Kur'an-ı Kerim ve Türkçe Meali Sayfa 342
1. Doğrusu, gereği gibi inananlar gerçek kurtuluşa erecekler:
2. Onlar ki, namazlarında derin bir ürperti ve tevazu içinde olurlar;
3. onlar ki, yararsız her şeyden yüz çevirirler;
4. onlar ki, arınmak için gerekeni yaparlar;
5. onlar ki, iffetlerini korurlar; -
6. fakat kendi eşleri, yani meşru olarak sahip oldukları müstesna; zaten onlar (meşru eşleriyle paylaştıkları cinsellikten dolayı) kınanamazlar.
7. Ama bu sınırın ötesine geçen kimseler, haddi aşmış olanlardır-
8. yine onlar ki, emanetlerine ve verdikleri sözlere riayet ederler;
9. ve onlar ki, namazları üzerine titizlenirler.
10. İşte onlar, (mutluluk yurduna) varis olacak kimselerdir:
11. onlar ki, görkemli cennetlerin mirasçısı olacaklar, onlar orada ebedi kalacaklar.

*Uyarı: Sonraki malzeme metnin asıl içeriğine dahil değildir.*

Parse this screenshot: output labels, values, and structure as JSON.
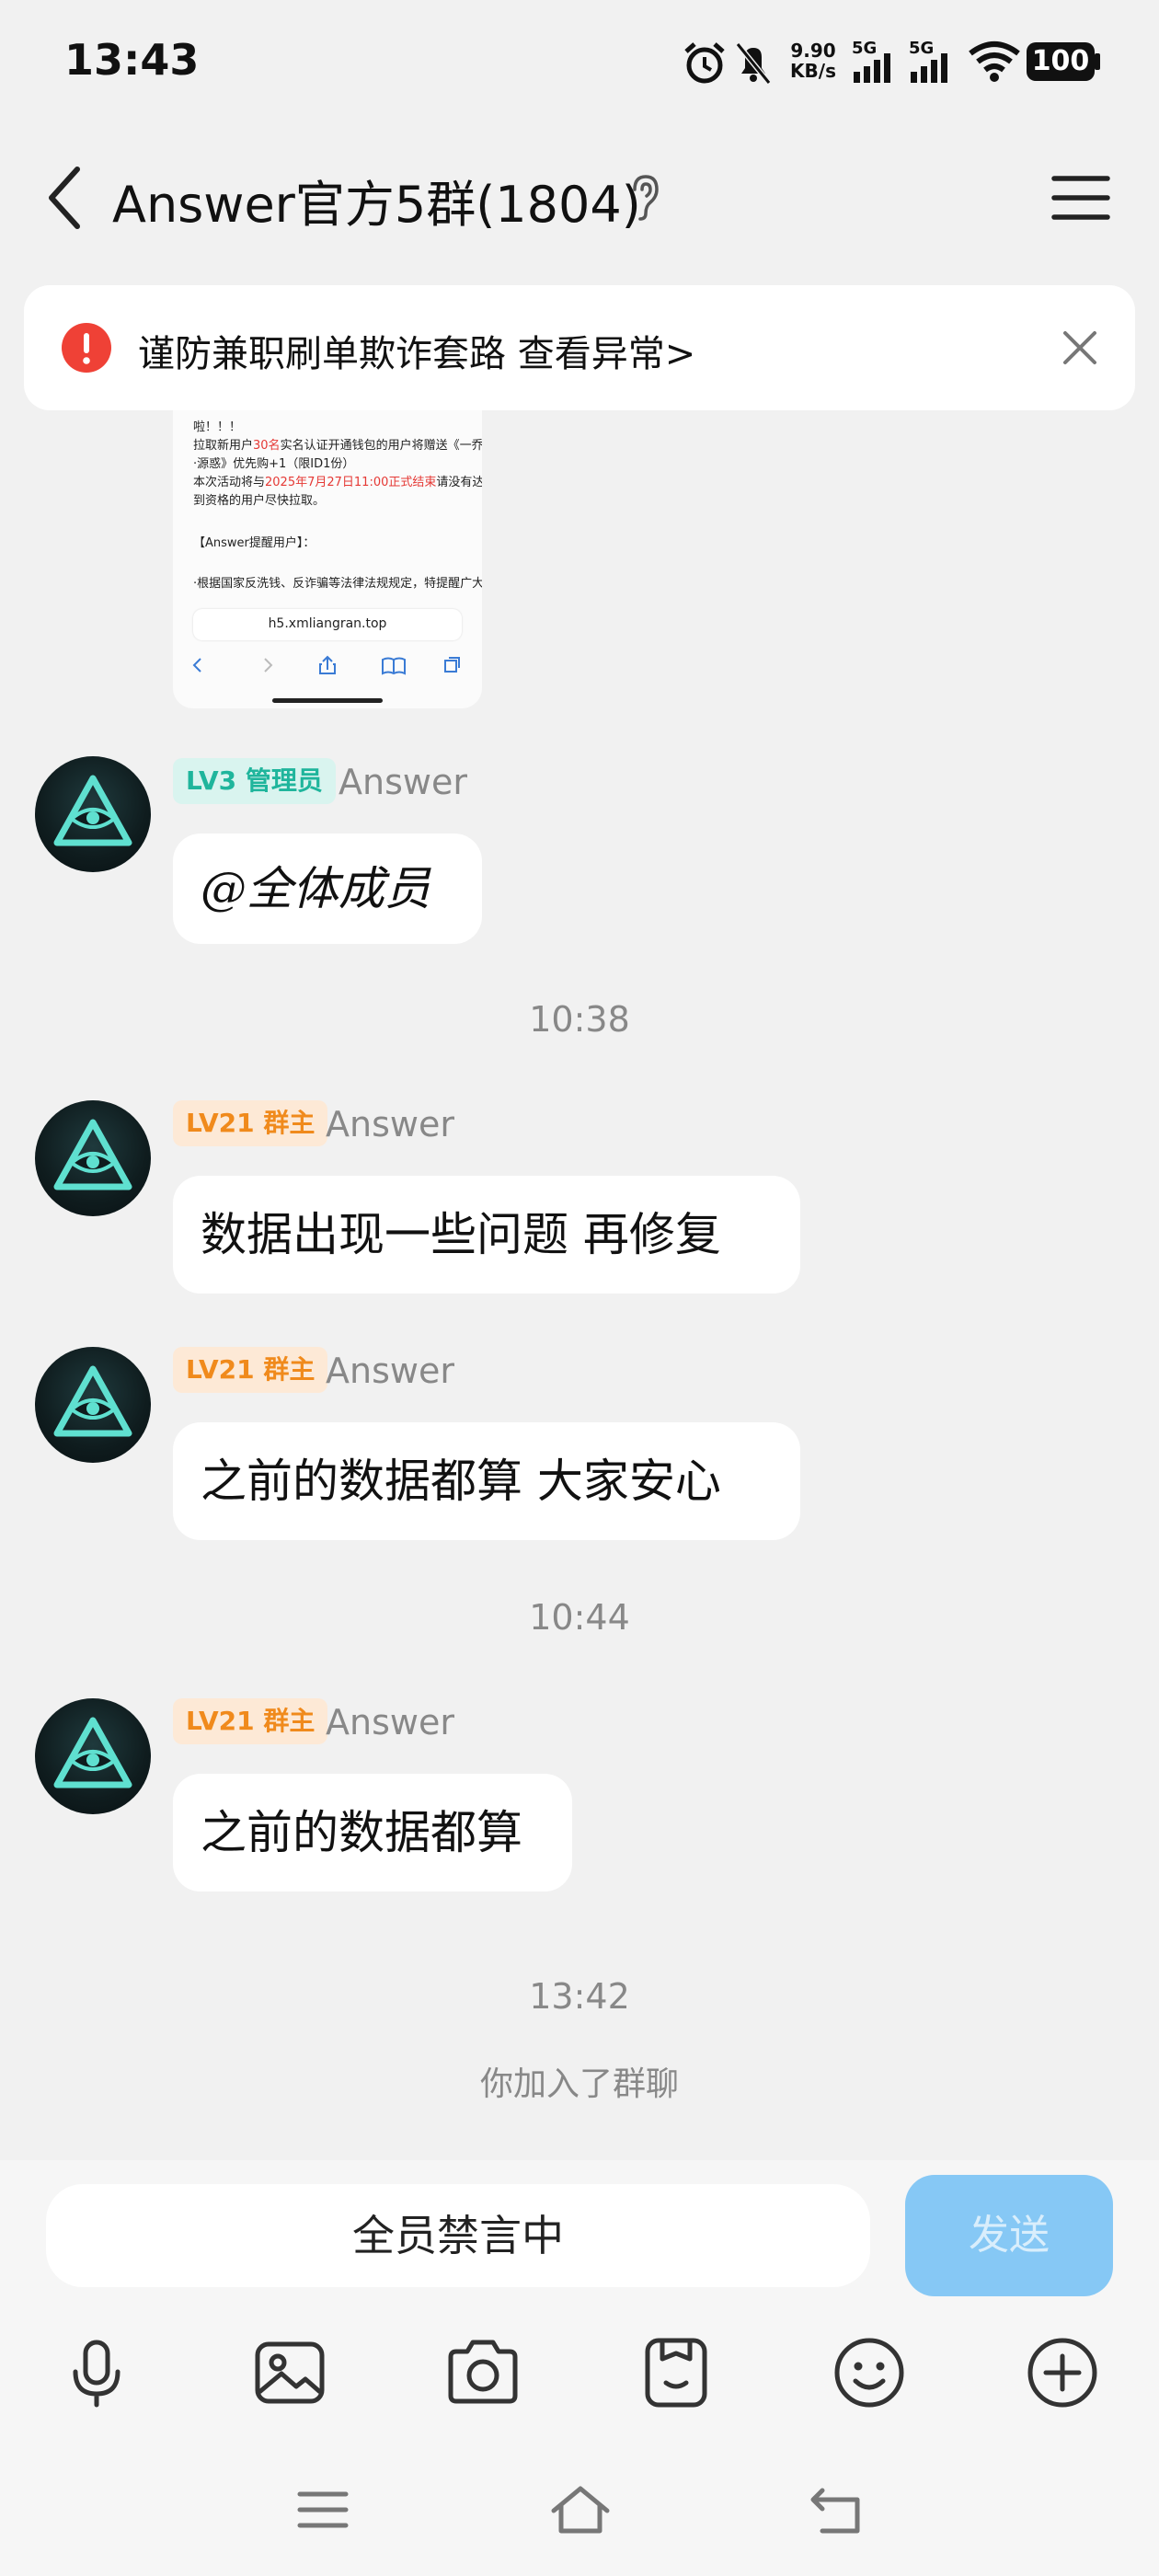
{
  "status_bar": {
    "time": "13:43",
    "net_speed_value": "9.90",
    "net_speed_unit": "KB/s",
    "signal1": "5G",
    "signal2": "5G",
    "battery": "100"
  },
  "header": {
    "title": "Answer官方5群(1804)"
  },
  "banner": {
    "text": "谨防兼职刷单欺诈套路 查看异常>"
  },
  "shared_image": {
    "lines": [
      "啦！！！",
      "拉取新用户30名实名认证开通钱包的用户将赠送《一乔",
      "·源惑》优先购+1（限ID1份）",
      "本次活动将与2025年7月27日11:00正式结束请没有达",
      "到资格的用户尽快拉取。",
      "【Answer提醒用户】：",
      "·根据国家反洗钱、反诈骗等法律法规规定，特提醒广大"
    ],
    "url": "h5.xmliangran.top"
  },
  "messages": [
    {
      "badge": "LV3 管理员",
      "sender": "Answer",
      "text": "@全体成员"
    },
    {
      "badge": "LV21 群主",
      "sender": "Answer",
      "text": "数据出现一些问题  再修复"
    },
    {
      "badge": "LV21 群主",
      "sender": "Answer",
      "text": "之前的数据都算  大家安心"
    },
    {
      "badge": "LV21 群主",
      "sender": "Answer",
      "text": "之前的数据都算"
    }
  ],
  "timestamps": [
    "10:38",
    "10:44",
    "13:42"
  ],
  "system_note": "你加入了群聊",
  "input": {
    "text": "全员禁言中",
    "send_label": "发送"
  },
  "colors": {
    "admin_badge": "#1fb59c",
    "owner_badge": "#f08a1c",
    "send_button": "#86c8f5",
    "alert": "#ef4136"
  },
  "icons": {
    "toolbar": [
      "microphone-icon",
      "image-icon",
      "camera-icon",
      "sticker-icon",
      "emoji-icon",
      "plus-icon"
    ],
    "navigation": [
      "menu-icon",
      "home-icon",
      "back-icon"
    ]
  }
}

12. Doğrusu Biz insan türünü, bir nevi konsantre bir balçıktan yarattık;
13. epey sonra onu, karar kılacağı (rahimde) yer tutan bir hayat tohumu kıldık;
14. daha sonra, o hayat tohumundan döllenmiş hücreyi yarattık; hemen sonra döllenmiş hücreden cenini yarattık; ve ceninden de kemikleri yarattık; en sonunda kemiklere kas giydirdik; sonuçta, onu bağımsız bir varlık olarak inşa ettik: işte her şeyi en güzel şekilde yaratan Allah'ın şanı böyle yücedir!

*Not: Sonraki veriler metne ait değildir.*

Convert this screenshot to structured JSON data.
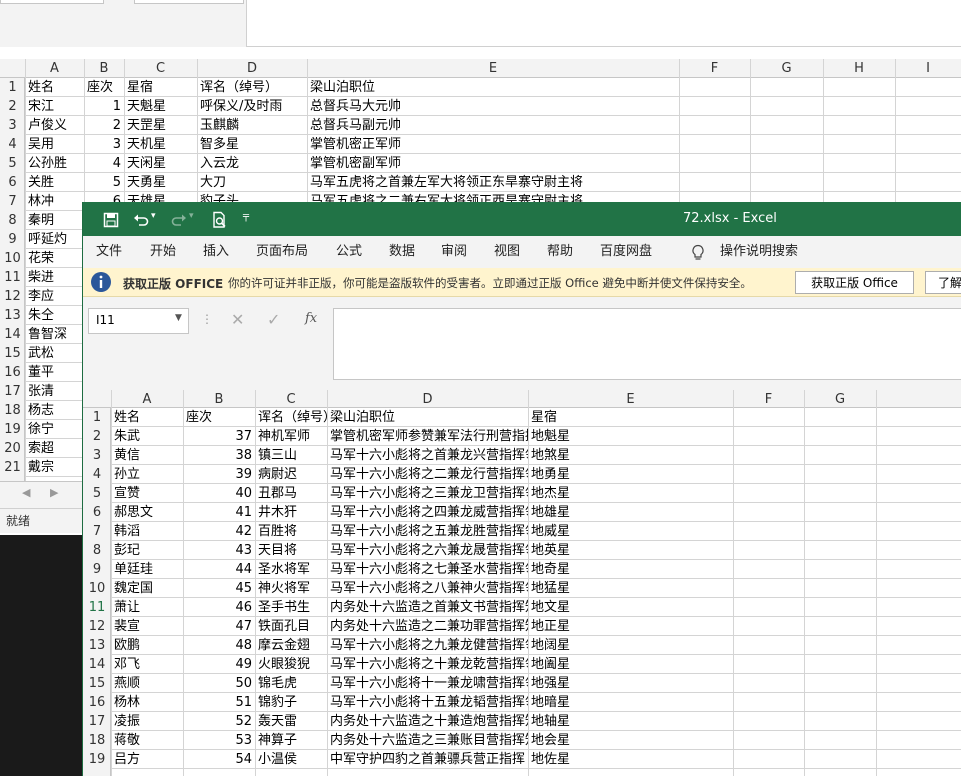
{
  "back": {
    "columns": [
      "A",
      "B",
      "C",
      "D",
      "E",
      "F",
      "G",
      "H",
      "I"
    ],
    "rows": [
      [
        "1",
        "姓名",
        "座次",
        "星宿",
        "诨名（绰号）",
        "梁山泊职位"
      ],
      [
        "2",
        "宋江",
        "1",
        "天魁星",
        "呼保义/及时雨",
        "总督兵马大元帅"
      ],
      [
        "3",
        "卢俊义",
        "2",
        "天罡星",
        "玉麒麟",
        "总督兵马副元帅"
      ],
      [
        "4",
        "吴用",
        "3",
        "天机星",
        "智多星",
        "掌管机密正军师"
      ],
      [
        "5",
        "公孙胜",
        "4",
        "天闲星",
        "入云龙",
        "掌管机密副军师"
      ],
      [
        "6",
        "关胜",
        "5",
        "天勇星",
        "大刀",
        "马军五虎将之首兼左军大将领正东旱寨守尉主将"
      ],
      [
        "7",
        "林冲",
        "6",
        "天雄星",
        "豹子头",
        "马军五虎将之二兼右军大将领正西旱寨守尉主将"
      ]
    ],
    "row_labels": [
      "8",
      "9",
      "10",
      "11",
      "12",
      "13",
      "14",
      "15",
      "16",
      "17",
      "18",
      "19",
      "20",
      "21"
    ],
    "names": [
      "秦明",
      "呼延灼",
      "花荣",
      "柴进",
      "李应",
      "朱仝",
      "鲁智深",
      "武松",
      "董平",
      "张清",
      "杨志",
      "徐宁",
      "索超",
      "戴宗"
    ],
    "status": "就绪"
  },
  "front": {
    "title": "72.xlsx  -  Excel",
    "qat": {
      "save": "save-icon",
      "undo": "undo-icon",
      "redo": "redo-icon",
      "preview": "print-preview-icon",
      "customize": "customize-icon"
    },
    "tabs": [
      "文件",
      "开始",
      "插入",
      "页面布局",
      "公式",
      "数据",
      "审阅",
      "视图",
      "帮助",
      "百度网盘"
    ],
    "tell_me": "操作说明搜索",
    "banner": {
      "title": "获取正版 OFFICE",
      "message": "你的许可证并非正版，你可能是盗版软件的受害者。立即通过正版 Office 避免中断并使文件保持安全。",
      "button1": "获取正版 Office",
      "button2": "了解"
    },
    "name_box": "I11",
    "fx": "fx",
    "columns": [
      "A",
      "B",
      "C",
      "D",
      "E",
      "F",
      "G"
    ],
    "rows": [
      [
        "1",
        "姓名",
        "座次",
        "诨名（绰号）",
        "梁山泊职位",
        "星宿"
      ],
      [
        "2",
        "朱武",
        "37",
        "神机军师",
        "掌管机密军师参赞兼军法行刑营指挥",
        "地魁星"
      ],
      [
        "3",
        "黄信",
        "38",
        "镇三山",
        "马军十六小彪将之首兼龙兴营指挥领寨外讨虏游御副将",
        "地煞星"
      ],
      [
        "4",
        "孙立",
        "39",
        "病尉迟",
        "马军十六小彪将之二兼龙行营指挥领四处旱寨协御副将",
        "地勇星"
      ],
      [
        "5",
        "宣赞",
        "40",
        "丑郡马",
        "马军十六小彪将之三兼龙卫营指挥领正东旱寨守备参将",
        "地杰星"
      ],
      [
        "6",
        "郝思文",
        "41",
        "井木犴",
        "马军十六小彪将之四兼龙威营指挥领正东旱寨守备参将",
        "地雄星"
      ],
      [
        "7",
        "韩滔",
        "42",
        "百胜将",
        "马军十六小彪将之五兼龙胜营指挥领正北旱寨守备参将",
        "地威星"
      ],
      [
        "8",
        "彭玘",
        "43",
        "天目将",
        "马军十六小彪将之六兼龙晟营指挥领正北旱寨守备参将",
        "地英星"
      ],
      [
        "9",
        "单廷珪",
        "44",
        "圣水将军",
        "马军十六小彪将之七兼圣水营指挥领正西旱寨守备参将",
        "地奇星"
      ],
      [
        "10",
        "魏定国",
        "45",
        "神火将军",
        "马军十六小彪将之八兼神火营指挥领正西旱寨守备参将",
        "地猛星"
      ],
      [
        "11",
        "萧让",
        "46",
        "圣手书生",
        "内务处十六监造之首兼文书营指挥知行文走檄调遣事",
        "地文星"
      ],
      [
        "12",
        "裴宣",
        "47",
        "铁面孔目",
        "内务处十六监造之二兼功罪营指挥知定功赏罚政法事",
        "地正星"
      ],
      [
        "13",
        "欧鹏",
        "48",
        "摩云金翅",
        "马军十六小彪将之九兼龙健营指挥领正南旱寨守备参将",
        "地阔星"
      ],
      [
        "14",
        "邓飞",
        "49",
        "火眼狻猊",
        "马军十六小彪将之十兼龙乾营指挥领正南旱寨守备参将",
        "地阖星"
      ],
      [
        "15",
        "燕顺",
        "50",
        "锦毛虎",
        "马军十六小彪将十一兼龙啸营指挥领寨外讨虏游御参将",
        "地强星"
      ],
      [
        "16",
        "杨林",
        "51",
        "锦豹子",
        "马军十六小彪将十五兼龙韬营指挥领四处旱寨协备参将",
        "地暗星"
      ],
      [
        "17",
        "凌振",
        "52",
        "轰天雷",
        "内务处十六监造之十兼造炮营指挥知锻铸大小号炮事",
        "地轴星"
      ],
      [
        "18",
        "蒋敬",
        "53",
        "神算子",
        "内务处十六监造之三兼账目营指挥知考算钱粮支出事",
        "地会星"
      ],
      [
        "19",
        "吕方",
        "54",
        "小温侯",
        "中军守护四豹之首兼骠兵营正指挥",
        "地佐星"
      ]
    ]
  }
}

15. Ve kuşku yok ki siz, bu sürecin ardından elbette öleceksiniz.
16. Yine kuşku yok ki siz, Kıyamet Günü (tekrar) diriltileceksiniz.
17. Doğrusu yine Biz, sizin üzerinizde kat kat yollar yaratmışız: zira Biz hiçbir varlıktan habersiz değiliz.